The AFL-CIO/Chamber of Commerce agreement allowed 200,000 low-skilled foreign workers into the U.S. The construction industry would get no more than 15,000 visas a year.
Republicans involved in the negotiations told POLITICO they could not support an “artificial cap” on the number of work visas the government could issue. They would seek to match the visa amount with market demand. The group also has not hashed out an agreement on agricultural workers.
Bear in mind, the AFL-CIO/Chamber agreement also doesn't allow the number of guest worker visas to go below 20,000. But despite high unemployment in the real world, Republicans are worried about an "artificial cap" on the number of guest worker visas allowed, not about an artificial floor. (Okay, duh, obviously.)

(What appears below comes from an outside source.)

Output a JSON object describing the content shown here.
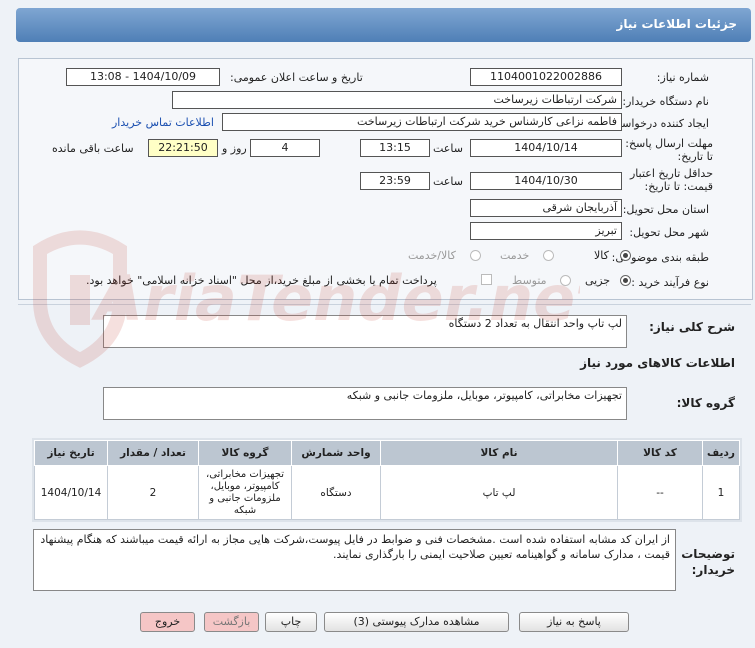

Since the deal involves adjusting the number of guest worker visas allowed according to economic indicators like unemployment, are the Republicans for whom 200,000 new guest workers are not enough imagining that the U.S. will get to full employment sometime in the foreseeable future? Or are they just figuring that they can get around the prevailing wage part of the agreement, and get around the way the number of visas is pegged to economic indicators, but a hard ceiling on the maximum number of visas is the one thing they won't be able to get around in flooding the U.S. with vulnerable guest workers ripe for employer abuse?